There seems to be an ongoing fear in the psyche of Americans that an economy based on intensive government planning will inevitably outstrip a US economy that lacks such a degree of central planning. I first remember encountering this fear with respect to the Soviet Union, which was greatly feared as an economic competitor to the US from the 1930’s up through the 1980’s. Sometime in the 1970’s and 1980’s, US fears of a government-directed economy transferred over to Japan. And in recent years, those fears seem to have transferred to China.
Back in the 1960’s and 1970’s, there was a widespread belief among prominent economists that the Soviet Union would overtake the US economy in per capita GDP within 2-3 decades.Such predictions seem deeply implausible now, knowing what we know about breakup of the Soviet Union in the 1990’s and its economic course since then. But at the time, the perspective was that the US economy frittered away output on raising personal consumption, while the Soviet economy led to high levels of investment in equipment and technology. Surely, these high levels of investment would gradually cause the Soviet standard of living to pull ahead?
As one illustration of this viewpoint, Mark Skousen discussed the treatment of Soviet growth in Paul Samuelson’s classic introductory economic textbook (in “The Perseverance of Paul Samuelson’s Economics.” Journal of Economic Perspectives, Spring 1997, 11:2, pp.137-152).
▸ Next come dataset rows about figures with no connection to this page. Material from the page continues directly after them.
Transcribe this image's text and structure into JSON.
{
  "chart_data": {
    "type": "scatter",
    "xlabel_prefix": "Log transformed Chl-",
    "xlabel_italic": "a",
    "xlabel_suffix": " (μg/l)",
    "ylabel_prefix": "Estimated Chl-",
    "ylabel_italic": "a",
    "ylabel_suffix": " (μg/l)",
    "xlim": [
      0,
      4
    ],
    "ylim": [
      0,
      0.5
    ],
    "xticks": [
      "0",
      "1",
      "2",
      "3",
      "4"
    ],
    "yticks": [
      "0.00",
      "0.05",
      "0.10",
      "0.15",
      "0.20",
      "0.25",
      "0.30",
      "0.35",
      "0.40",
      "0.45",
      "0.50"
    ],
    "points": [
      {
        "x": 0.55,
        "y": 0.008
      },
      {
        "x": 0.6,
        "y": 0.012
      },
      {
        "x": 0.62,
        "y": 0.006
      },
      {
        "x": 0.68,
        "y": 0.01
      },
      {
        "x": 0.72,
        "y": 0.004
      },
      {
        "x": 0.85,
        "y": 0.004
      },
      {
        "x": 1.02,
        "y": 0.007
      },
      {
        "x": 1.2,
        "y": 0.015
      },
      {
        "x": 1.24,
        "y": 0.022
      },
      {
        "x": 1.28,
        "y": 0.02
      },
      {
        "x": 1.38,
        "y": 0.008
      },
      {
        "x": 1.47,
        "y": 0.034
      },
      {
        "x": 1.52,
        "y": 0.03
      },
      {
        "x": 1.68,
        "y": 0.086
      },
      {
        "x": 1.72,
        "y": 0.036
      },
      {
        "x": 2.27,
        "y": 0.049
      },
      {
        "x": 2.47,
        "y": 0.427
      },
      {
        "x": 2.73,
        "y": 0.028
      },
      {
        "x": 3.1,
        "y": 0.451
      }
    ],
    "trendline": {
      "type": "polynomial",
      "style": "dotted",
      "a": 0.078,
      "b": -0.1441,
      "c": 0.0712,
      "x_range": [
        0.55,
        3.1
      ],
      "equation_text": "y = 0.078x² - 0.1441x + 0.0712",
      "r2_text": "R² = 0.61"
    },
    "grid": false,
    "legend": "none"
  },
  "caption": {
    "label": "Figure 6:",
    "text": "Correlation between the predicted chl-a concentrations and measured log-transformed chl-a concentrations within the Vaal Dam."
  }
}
The first edition of the book was published in 1948. Skousen writes:
“But with the fifth edition (1961), although expressing some skepticism of Soviet statistics, he [Samuelson] stated that economists “seem to agree that her recent growth rates have been considerably greater than ours as a percentage per year,” though less than West Germany, Japan, Italy and France (5:829). The fifth through the eleventh editions showed a graph indicating the gap between the United States and the USSR narrowing and possibly even disappearing (for example, 5:830). The twelfth edition replaced the graph with a table declaring that between 1928 and 1983, the Soviet Union had grown at a remarkable 4.9 percent annual growth rate, higher than did the United States, the United Kingdom, or even Germany and Japan (12:776). By the thirteenth edition (1989), Samuelson and Nordhaus declared, “the Soviet economy is proof that, contrary to what many skeptics had earlier believed, a socialist command economy can function and even thrive” (13:837). Samuelson and Nordhaus were not alone in their optimistic views about Soviet central planning; other popular textbooks were also generous in their descriptions of economic life under communism prior to the collapse of the Soviet Union.